In addition, with Example 4, since the adhesive layer 3 having UV absorption function was layered, not only the linearly polarized-light-eliminating function, but also the effect of protecting the bonded member from UV light can be anticipated. Moreover, since the visible range light is transmitted sufficiently, it is considered that visibility can be ensured sufficiently even when the sheet is placed and used inside an image display device.
In addition, as in Example 1, even when a thin polyethylene terephthalate biaxially stretched film (thickness: 5 μm) was used as the linearly polarized light eliminating layer, handleability could be increased by giving thickness with an adhesive layer. This not only contributes to workability improvement during production, but also allows the effect of contributing to a further thinning of liquid crystal modules to be anticipated.
Regarding Examples 2 and 3, handleability was satisfactory and there was no problem, similarly to Example 1.
In contrasts, since Comparative Example 1 was formed by layering only an isotropic adhesive layer, the polarization state of the emitted light was not affected, as a result, the light did not traverse the top side polarizing plate and darkened at crossed Nicol, visibility during polarizing plate intercalation could not be ensured, which was inadequate.
While Comparative Example 2 could ensure visibility during polarizing plate intercalation with a birefringent substrate film, since there was no adhesive layer to fill the scratches and irregularities on the substrate, not only the flaws of the sheet stood out, but the loss of light by the interface reflection between the air layer and glass was also large since it is a single-sided adhesive sheet, such that the visibility was poor compared to when a double-sided adhesive sheet was used.
While light is transmitted with the linear polarization eliminated by a birefringent linearly polarized light eliminating layer, Comparative Example 3 is difficult to describe as one in which visibility is adequate, since, due to the thickness being thick with respect to the birefringence value of the film used, retardation is high, generating interference colors, thereby giving rainbow effects.
While visibility during polarizing plate intercalation was no problem for Comparative Example 4 as a uniaxially stretched phase difference film was layered, it was found to be inadequate to be used in the present objective since, the adhesive layers situated on the front and the back being both thinner than the linearly polarized light eliminating layer, it had poor flexibility, such that when pasted to a surface protection panel that possesses a print-step, air-bubbles were generated along the step in the periphery and could not be bonded directly to the surface protection panel.
It is thought from the above points that, by using the present double-sided adhesive sheet on the surface protection panel and the viewing side of a liquid crystal module, excellent visibility can be ensured when looking at a display device image through not only naked eyes but also polarizing sunglasses or the like, moreover, by giving thickness to a thin substrate film functional layer with a adhesive layer, manipulation is facilitated, which can contribute to efficiency improvement in the liquid crystal module assembly operation, and furthermore, can contribute to thinning of the liquid crystal module.

Claims

1: A transparent double-sided adhesive sheet comprising:

an adhesive layer on both front and back sides, and

a linearly polarized-light-eliminating functional layer as a middle layer,

wherein a thickness of the linearly polarized-light-eliminating functional layer is within a range of 1 μm to 40 μm and is less than a thickness of the adhesive layer on either the front or the back or the adhesive layers on both front and back sides.

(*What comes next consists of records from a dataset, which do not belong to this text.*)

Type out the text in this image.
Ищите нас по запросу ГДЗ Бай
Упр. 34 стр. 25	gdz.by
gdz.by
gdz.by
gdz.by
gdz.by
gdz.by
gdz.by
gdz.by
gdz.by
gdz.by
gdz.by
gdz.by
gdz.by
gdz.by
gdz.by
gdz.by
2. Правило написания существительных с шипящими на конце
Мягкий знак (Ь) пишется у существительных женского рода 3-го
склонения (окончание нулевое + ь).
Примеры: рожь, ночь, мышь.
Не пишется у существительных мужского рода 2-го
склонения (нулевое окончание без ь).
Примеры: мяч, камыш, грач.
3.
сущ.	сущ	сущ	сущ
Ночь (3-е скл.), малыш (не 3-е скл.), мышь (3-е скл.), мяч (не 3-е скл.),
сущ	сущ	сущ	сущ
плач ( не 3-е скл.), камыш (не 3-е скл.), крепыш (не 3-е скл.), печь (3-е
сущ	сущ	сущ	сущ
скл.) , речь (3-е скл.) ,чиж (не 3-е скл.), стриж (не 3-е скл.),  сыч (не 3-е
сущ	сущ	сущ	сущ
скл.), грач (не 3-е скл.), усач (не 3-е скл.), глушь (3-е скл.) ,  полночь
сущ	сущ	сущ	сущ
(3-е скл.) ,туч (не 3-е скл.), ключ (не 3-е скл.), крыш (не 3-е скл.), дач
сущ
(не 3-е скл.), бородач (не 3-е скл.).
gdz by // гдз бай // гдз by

2: The transparent double-sided adhesive sheet of claim 1, wherein a thickness of the entirety of the transparent double-sided adhesive sheet is 0.05 mm to 1 mm, and when sandwiched between 0.5 mm-thick soda lime glasses, the transparent double-sided adhesive sheet satisfies each of (i) to (iii):

(i) a retardation value at 590 nm wavelength is 20 nm to 200 nm,

(ii) a total light transmittance measured according to JIS K7361-1 is 85% or greater, and

(iii) a haze value measured according to JIS K7136 is 5% or less.

3: The transparent double-sided adhesive sheet of claim 1, wherein an in-plane birefringence of the linearly polarized light eliminating functional layer is 0.003 to 0.050.

4: The transparent double-sided adhesive sheet of claim 1, wherein the linearly polarized light eliminating functional layer comprises a uniaxially or biaxially stretched film comprising at least one resin selected from the group consisting of a polyester series resin, a polycarbonate series resin, a polyolefin series resin, a polystyrene series resin, a polyether series resin, a polyphenylene series resin, a polyamide series resin and a polyimide series resin.

5: The transparent double-sided adhesive sheet of claim 1, wherein the adhesive layer on either the front side, the back side, or both sides, is an adhesive layer having potential UV secondary crosslinkability formed from an adhesive composition comprising a (meth)acrylic acid ester series compound and an intermolecular hydrogen-abstraction-type photopolymerization initiator, and the adhesive layer is in a prior to secondary crosslinking, primary crosslinked state.

6: The transparent double-sided adhesive sheet of claim 1, wherein a parting layer is formed between the adhesive layer on one of the front and back sides and the linearly polarized-light-eliminating functional layer to configure the transparent double-sided adhesive sheet to be releasable at an interface between the adhesive layer and a parting layer after the transparent double-sided adhesive sheet is adhered to an adherend member.

7: The transparent double-sided adhesive sheet of claim 1, wherein a light transmittance at 380 nm wavelength is 30% or less, and a visible light transmittance on a longer wavelength side than 430 nm wavelength is 80% or greater for either layer among the adhesive layer and the linearly polarized-light-eliminating functional layer.

8: An image display device comprising a touch panel functional layer inserted between a viewing side of a liquid crystal module and a surface protection panel, the image display device comprising the transparent double-sided adhesive sheet of claim 1, which contacts, bonds and unifies the touch panel functional layer and the surface protection panel or the liquid crystal module and the touch panel functional layer.

9: The transparent double-sided adhesive sheet of claim 1, wherein the thickness of the linearly polarized-light-eliminating functional layer is less than a thickness of the adhesive layer on the front side.

10: The transparent double-sided adhesive sheet of claim 1, wherein the thickness of the linearly polarized-light-eliminating functional layer is less than a thickness of the adhesive layer on the back side.

11: The transparent double-sided adhesive sheet of claim 1, wherein the thickness of the linearly polarized-light-eliminating functional layer is less than a thickness of the adhesive layer on both the front side and the back side.

12: The transparent double-sided adhesive sheet of claim 2, wherein an in-plane birefringence of the linearly polarized-light-eliminating functional layer is 0.003 to 0.050.

13: The transparent double-sided adhesive sheet of claim 4, wherein the linearly polarized-light-eliminating functional layer comprises the uniaxially stretched film.

14: The transparent double-sided adhesive sheet of claim 4, wherein the linearly polarized-light-eliminating functional layer comprises the biaxially stretched film.